Dans la discrétion de la 6e rue Limete, quartier résidentiel, se dessine peut-être l’avenir de la République démocratique du Congo. Une dynamique nouvelle semble rompre avec les antagonismes anciens. Sous la conduite de l’archevêque Dodo Israël Kamba, le Conseil Interreligieux Congolais (CIC) est en passe de réussir un pari audacieux : fédérer la société civile autour d’un front commun pour la paix. L’objectif est désormais clair : l’établissement d’une Commission Vérité, Réconciliation et Cohésion nationale.
Mercredi dernier, une étape cruciale a été franchie avec l’adhésion des autorités coutumières. Reçue par le CIC, une importante délégation des autorités coutumières, conduite par trois grands chefs (leurs Majestés Mfumu Difima, Nembalemba et le prince Ekanga, représentant Mwami Mulongo), a tenu à rassurer ses hôtes sur l’implication des chefs traditionnels dans ce processus de guérison nationale. Pour ces derniers, la légitimité ancestrale constitue le socle sur lequel doit reposer toute tentative de pacification. « Nous voudrons ici garantir le CIC de cette positivité de l’autorité coutumière », a affirmé l’un d’eux avec une solennité teintée d’optimisme, comparant cette première approche à une « pré-dot », une étape préparatoire augurant une union durable.

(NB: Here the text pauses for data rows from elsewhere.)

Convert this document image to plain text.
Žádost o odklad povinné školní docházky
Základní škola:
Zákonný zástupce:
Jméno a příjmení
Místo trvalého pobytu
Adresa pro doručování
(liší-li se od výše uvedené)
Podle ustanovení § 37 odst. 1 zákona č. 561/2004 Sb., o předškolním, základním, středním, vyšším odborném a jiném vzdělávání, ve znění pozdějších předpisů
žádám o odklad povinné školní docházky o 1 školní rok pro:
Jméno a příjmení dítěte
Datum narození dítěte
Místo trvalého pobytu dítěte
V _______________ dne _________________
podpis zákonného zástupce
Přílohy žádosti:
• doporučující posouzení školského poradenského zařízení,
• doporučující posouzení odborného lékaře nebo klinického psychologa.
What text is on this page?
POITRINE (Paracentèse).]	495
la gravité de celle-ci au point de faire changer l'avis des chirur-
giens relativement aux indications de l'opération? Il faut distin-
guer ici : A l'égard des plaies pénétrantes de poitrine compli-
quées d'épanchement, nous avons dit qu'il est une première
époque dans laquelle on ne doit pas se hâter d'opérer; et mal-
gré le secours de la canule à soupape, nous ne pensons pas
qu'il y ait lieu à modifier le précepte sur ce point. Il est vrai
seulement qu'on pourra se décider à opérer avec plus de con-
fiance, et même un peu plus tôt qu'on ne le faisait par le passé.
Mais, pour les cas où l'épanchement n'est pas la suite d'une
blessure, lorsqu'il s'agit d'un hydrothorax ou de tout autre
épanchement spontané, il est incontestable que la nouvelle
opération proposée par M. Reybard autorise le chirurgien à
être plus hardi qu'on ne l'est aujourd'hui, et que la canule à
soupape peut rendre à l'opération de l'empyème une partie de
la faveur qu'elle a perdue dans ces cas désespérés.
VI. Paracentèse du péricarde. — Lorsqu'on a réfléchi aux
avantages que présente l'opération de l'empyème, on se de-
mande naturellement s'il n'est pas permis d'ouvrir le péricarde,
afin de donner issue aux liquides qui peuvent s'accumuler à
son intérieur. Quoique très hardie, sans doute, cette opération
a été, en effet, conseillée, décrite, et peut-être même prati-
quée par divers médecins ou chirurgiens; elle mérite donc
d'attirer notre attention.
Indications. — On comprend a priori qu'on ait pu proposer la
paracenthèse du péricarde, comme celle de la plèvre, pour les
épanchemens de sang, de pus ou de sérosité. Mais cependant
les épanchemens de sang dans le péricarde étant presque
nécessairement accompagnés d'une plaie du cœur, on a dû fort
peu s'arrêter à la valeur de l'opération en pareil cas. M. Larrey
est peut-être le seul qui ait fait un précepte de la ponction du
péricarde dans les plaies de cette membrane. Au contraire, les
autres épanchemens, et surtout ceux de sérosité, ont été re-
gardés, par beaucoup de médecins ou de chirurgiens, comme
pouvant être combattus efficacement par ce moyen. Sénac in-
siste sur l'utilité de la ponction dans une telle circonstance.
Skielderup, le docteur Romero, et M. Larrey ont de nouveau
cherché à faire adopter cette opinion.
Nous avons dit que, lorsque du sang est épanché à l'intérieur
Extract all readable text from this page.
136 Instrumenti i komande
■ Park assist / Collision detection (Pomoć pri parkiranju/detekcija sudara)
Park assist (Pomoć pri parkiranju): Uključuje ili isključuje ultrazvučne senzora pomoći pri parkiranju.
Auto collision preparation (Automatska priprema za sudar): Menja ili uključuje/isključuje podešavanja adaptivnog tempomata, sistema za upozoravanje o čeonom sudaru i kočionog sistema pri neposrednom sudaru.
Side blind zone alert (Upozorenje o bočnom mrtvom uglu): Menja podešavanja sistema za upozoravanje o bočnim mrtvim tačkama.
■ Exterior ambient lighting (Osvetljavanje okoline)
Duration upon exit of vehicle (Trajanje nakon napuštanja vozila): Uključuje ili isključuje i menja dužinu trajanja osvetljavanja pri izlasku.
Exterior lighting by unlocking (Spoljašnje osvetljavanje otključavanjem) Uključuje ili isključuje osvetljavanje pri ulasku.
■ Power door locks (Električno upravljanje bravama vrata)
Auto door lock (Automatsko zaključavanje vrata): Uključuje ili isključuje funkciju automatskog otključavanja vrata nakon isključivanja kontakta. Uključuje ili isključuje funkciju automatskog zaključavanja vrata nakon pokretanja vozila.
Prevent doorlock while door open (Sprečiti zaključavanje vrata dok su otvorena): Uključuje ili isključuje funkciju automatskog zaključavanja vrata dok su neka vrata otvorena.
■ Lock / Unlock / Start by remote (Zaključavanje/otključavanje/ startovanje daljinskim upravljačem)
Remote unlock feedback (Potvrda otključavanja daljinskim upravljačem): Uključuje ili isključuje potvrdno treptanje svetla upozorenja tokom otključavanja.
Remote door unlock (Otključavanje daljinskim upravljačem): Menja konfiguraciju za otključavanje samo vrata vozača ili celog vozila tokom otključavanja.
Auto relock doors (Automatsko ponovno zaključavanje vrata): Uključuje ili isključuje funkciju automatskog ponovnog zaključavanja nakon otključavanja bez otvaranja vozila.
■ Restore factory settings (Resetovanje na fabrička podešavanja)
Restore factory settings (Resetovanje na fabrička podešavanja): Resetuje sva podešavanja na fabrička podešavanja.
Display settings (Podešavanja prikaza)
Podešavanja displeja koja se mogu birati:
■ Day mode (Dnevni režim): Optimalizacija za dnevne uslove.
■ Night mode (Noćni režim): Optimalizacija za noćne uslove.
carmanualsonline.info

Cette alliance entre le spirituel et le temporel dépasse la simple formalité protocolaire. Pour Dodo Kamba, l’implication des chefs traditionnels est une nécessité structurelle. « On ne peut rien faire sans se référer à eux », a martelé le prélat, plaidant pour une « co-mission » où les dépositaires de la tradition exerceraient une influence réelle sur les décisions.
La société civile au gouvernail
Après avoir consulté les forces politiques et le corps diplomatique, le CIC est désormais entré dans une phase décisive : celle des échanges avec la société civile. Dans la vision défendue par l’archevêque Dodo Kamba, c’est à cette dernière que reviendra la lourde responsabilité de piloter la future Commission. Le CIC a déjà recueilli les avis des organisations de jeunesse, ainsi que du Cadre de concertation de la société civile. Ce jeudi, c’est au tour du CAFCO, organisation phare des femmes congolaises, d’apporter sa pierre à l’édifice.
Alors que l’Est du pays demeure meurtri par les violences, cette initiative cherche à substituer au fracas des armes l’exigence d’une introspection nationale. En plaçant la vérité au cœur du dialogue, le CIC espère transformer les conflits récurrents en une paix définitive. « Là où il y a la guerre, l’autorité coutumière est la première concernée », a rappelé Mfumu Difima, soulignant que la résistance sur le terrain doit désormais se doubler d’un effort de cohésion à Kinshasa. Le chemin est encore long, mais le front de la paix, lui, est, semble-t-il, plus que jamais en marche.